If you download the NXC function using the link above from the downloads page then you will get the function along with a task main that uses the function to display the direction and strength values on the NXT screen.


2 Responses to “Enhanced IRSeekerV2 NXT-G Block and NXC Function”

  1. matthias feicht says:

    I’ve bought a IRseeker.
    on the Hitechnic website I would like to find some more information about the APIs (NXC).
    Could you please publish some more infos about the SetHTIRSeeker2Mode function.
    especially the HiTechnic IRSeeker2 constants

    Matthias Feicht

  2. Gus says:

    The only constants that you need to use are the mode constants: HTIR2_MODE_1200 and HTIR2_MODE_600. The other constants are the I2C registers that the function implementation uses to communicate with the sensor.
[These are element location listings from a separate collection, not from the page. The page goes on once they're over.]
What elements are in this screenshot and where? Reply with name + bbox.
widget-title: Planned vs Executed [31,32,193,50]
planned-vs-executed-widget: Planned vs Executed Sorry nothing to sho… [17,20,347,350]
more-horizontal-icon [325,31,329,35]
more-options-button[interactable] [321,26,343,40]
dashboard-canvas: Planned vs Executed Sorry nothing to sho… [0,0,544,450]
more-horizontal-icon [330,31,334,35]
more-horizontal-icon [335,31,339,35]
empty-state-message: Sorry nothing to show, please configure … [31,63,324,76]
You don’t need these unless you do your own I2C interactions with the sensor.

    Use SetHTIRSeeker2Mode to set the AC mode of the IRSeeker V2. 1200 and 600 refers to the pulsed signal that the sensor should look for when you use AC mode. If you have a pulsed 1200Hz signal, then the default 1200 Hz mode will work the best. If you have a 600 Hz pulsed signal, then you will want to change the mode of the sensor to HTIR2_MODE_600. If you are looking at the DC direction and signal strength then the 1200 or 600 mode setting will have no effect.